OM : Il a voulu «casser la gueule» de Pierre Ménès, «il pensait que...»
Thibault Morlain -
Journaliste
Après s’être essayé à différents sports, Thibault se tourne vers une carrière de footballeur amateur. Au moment de faire un choix entre devenir footballeur professionnel et journaliste, les qualités ont fait pencher la balance d’un côté.
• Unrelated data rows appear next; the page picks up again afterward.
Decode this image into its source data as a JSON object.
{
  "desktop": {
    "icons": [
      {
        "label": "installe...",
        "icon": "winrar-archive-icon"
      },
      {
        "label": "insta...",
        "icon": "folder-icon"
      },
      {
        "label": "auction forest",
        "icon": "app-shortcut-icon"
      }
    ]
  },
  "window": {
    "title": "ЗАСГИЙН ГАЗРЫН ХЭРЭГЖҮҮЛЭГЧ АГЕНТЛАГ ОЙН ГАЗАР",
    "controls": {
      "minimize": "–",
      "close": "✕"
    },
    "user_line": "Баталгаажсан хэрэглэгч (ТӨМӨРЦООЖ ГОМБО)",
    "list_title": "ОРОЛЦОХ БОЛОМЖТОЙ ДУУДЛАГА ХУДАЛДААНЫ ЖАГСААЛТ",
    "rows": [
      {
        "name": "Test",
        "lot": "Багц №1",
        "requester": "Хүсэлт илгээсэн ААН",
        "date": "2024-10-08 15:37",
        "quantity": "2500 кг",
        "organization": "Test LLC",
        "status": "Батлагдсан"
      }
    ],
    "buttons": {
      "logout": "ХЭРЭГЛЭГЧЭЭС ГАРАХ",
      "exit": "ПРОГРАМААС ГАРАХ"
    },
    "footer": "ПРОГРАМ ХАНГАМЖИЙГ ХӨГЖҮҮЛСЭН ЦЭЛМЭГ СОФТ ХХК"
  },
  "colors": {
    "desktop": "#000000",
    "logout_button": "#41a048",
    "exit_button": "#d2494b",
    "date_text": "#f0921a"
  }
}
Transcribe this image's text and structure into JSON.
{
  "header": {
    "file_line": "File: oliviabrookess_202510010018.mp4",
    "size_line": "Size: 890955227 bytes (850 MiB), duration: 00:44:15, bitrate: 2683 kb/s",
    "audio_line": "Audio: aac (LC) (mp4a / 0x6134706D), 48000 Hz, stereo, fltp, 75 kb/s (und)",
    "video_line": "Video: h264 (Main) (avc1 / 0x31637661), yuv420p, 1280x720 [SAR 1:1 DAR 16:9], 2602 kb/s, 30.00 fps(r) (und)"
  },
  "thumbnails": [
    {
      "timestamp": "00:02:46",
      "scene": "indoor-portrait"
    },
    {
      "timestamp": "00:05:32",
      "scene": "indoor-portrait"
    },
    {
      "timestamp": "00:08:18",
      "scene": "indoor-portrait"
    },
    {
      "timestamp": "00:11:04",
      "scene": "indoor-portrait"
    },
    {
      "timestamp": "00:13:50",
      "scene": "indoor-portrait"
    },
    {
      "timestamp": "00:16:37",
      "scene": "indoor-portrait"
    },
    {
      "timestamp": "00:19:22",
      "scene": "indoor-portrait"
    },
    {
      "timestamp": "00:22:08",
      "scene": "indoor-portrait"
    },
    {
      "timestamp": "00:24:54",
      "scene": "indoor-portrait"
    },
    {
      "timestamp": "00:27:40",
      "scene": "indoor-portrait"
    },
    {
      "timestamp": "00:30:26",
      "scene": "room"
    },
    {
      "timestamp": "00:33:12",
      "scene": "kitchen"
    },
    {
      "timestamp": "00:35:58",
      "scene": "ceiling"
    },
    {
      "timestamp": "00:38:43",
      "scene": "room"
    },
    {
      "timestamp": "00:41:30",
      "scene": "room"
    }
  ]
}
Le voilà désormais au sein de la rédaction du 10 Sport, après un diplôme obtenu à l’Institut International de Communication de Paris.

Au cours de sa carrière de journaliste sportif, Pierre Ménès a notamment eu l'occasion de suivre au plus près l'OM. C'est ainsi qu'il s'est retrouvé plongé en immersion avec les joueurs du club phocéen. Le fait est qu'au sein de l'effectif marseillais à l'époque, certains n'étaient pas très heureux à l'idée de voir Pierre Ménès là.

En 2025, sur sa chaine Youtube, Pierre Ménès avait raconté plusieurs de ses souvenirs en tant que journaliste. Ayant suivi le PSG, Arsenal, l'OM ou encore l'équipe de France au cours de sa carrière, il en a des histoires à délivrer. Pierre Ménès aura donc été au plus proche du club phocéen. Une expérience qui l'a amené à vivre un stage avec l'OM. Et voilà que ça aurait pu mal tourner pour lui.

« Il y avait d’ailleurs Ravanelli qui avait voulu me casser la gueule »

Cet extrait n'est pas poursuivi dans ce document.